Our previous study has shown that cardiac abnormalities indicating microvascular and macrovascular coronary ischemia, myocarditis, and/or myocardial fibrosis are frequent in asymptomatic patients with RA, as revealed by pharmacological stress perfusion and delayed-enhanced MRI9. Our present study has suggested that nonenhanced CMR with cine MRI, analyzing LV regional function, may be useful to detect subclinical myocardial involvement in RA. Noninvasive CMR would have the potential to diagnose cardiac involvement in RA.
Previous work on assessing the mortality rate of CV disease has looked at inflammatory markers and traditional risk factors10. We showed that longer duration was significantly associated with LV regional dysfunction. ESR was mildly associated with LV regional dysfunction. Early diagnosis of regional dysfunction and therapy to reduce inflammation might be useful to improve myocardial abnormalities.

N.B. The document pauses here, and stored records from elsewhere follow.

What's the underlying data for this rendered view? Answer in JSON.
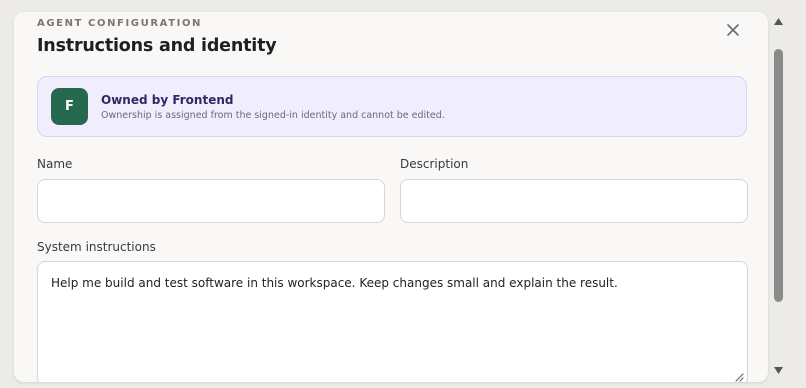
{
  "modal": {
    "eyebrow": "AGENT CONFIGURATION",
    "title": "Instructions and identity",
    "close_icon": "close-icon"
  },
  "owner": {
    "initial": "F",
    "title": "Owned by Frontend",
    "subtitle": "Ownership is assigned from the signed-in identity and cannot be edited.",
    "avatar_color": "#26694f",
    "card_color": "#f0eefc"
  },
  "fields": {
    "name": {
      "label": "Name",
      "value": ""
    },
    "description": {
      "label": "Description",
      "value": ""
    },
    "system_instructions": {
      "label": "System instructions",
      "value": "Help me build and test software in this workspace. Keep changes small and explain the result."
    }
  },
  "scrollbar": {
    "up_icon": "arrow-up-icon",
    "down_icon": "arrow-down-icon"
  }
}
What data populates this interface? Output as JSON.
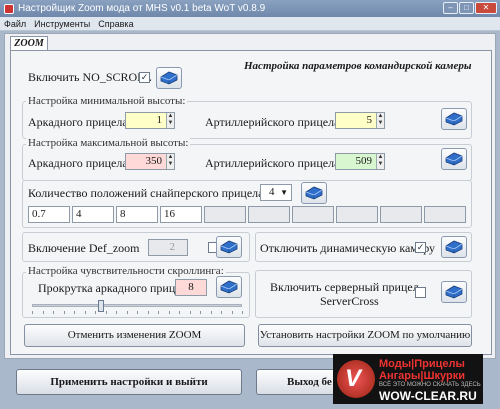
{
  "window": {
    "title": "Настройщик Zoom мода от MHS v0.1 beta   WoT v0.8.9"
  },
  "menu": [
    "Файл",
    "Инструменты",
    "Справка"
  ],
  "tab": "ZOOM",
  "header": "Настройка параметров командирской камеры",
  "no_scroll": {
    "label": "Включить NO_SCROLL",
    "checked": "✓"
  },
  "min_height": {
    "title": "Настройка минимальной высоты:",
    "arcade_label": "Аркадного прицела:",
    "arcade_value": "1",
    "arty_label": "Артиллерийского прицела:",
    "arty_value": "5"
  },
  "max_height": {
    "title": "Настройка максимальной высоты:",
    "arcade_label": "Аркадного прицела:",
    "arcade_value": "350",
    "arty_label": "Артиллерийского прицела:",
    "arty_value": "509"
  },
  "sniper": {
    "label": "Количество положений снайперского прицела:",
    "count": "4",
    "values": [
      "0.7",
      "4",
      "8",
      "16",
      "",
      "",
      "",
      "",
      "",
      ""
    ]
  },
  "def_zoom": {
    "label": "Включение Def_zoom",
    "value": "2",
    "checked": ""
  },
  "dyn_camera": {
    "label": "Отключить динамическую камеру",
    "checked": "✓"
  },
  "scroll_sens": {
    "title": "Настройка чувствительности скроллинга:",
    "label": "Прокрутка аркадного прицела",
    "value": "8",
    "slider_value": 8,
    "slider_max": 100
  },
  "server_cross": {
    "label_line1": "Включить серверный прицел",
    "label_line2": "ServerCross",
    "checked": ""
  },
  "buttons": {
    "revert": "Отменить изменения ZOOM",
    "defaults": "Установить настройки ZOOM по умолчанию",
    "apply_exit": "Применить настройки и выйти",
    "exit": "Выход бе"
  },
  "watermark": {
    "line1": "Моды|Прицелы",
    "line2": "Ангары|Шкурки",
    "line3": "ВСЁ ЭТО МОЖНО СКАЧАТЬ ЗДЕСЬ",
    "line4": "WOW-CLEAR.RU"
  },
  "colors": {
    "yellow_field": "#ffffc8",
    "pink_field": "#ffd8d8",
    "green_field": "#d8f7d0",
    "save_icon": "#2f6fc9"
  }
}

Our study suggested a high prevalence of subclinical LV regional dysfunction in active RA patients without cardiac symptoms, and that the reduction of disease activity of RA may help inhibit the progression of myocardial involvement. Evaluation of LV regional function by CMR appears to be useful for detecting subclinical myocardial involvement in patients with RA, allowing the selection of patients who may benefit from more aggressive therapies to reduce RA activity and contributing to the improvement of patient outcomes.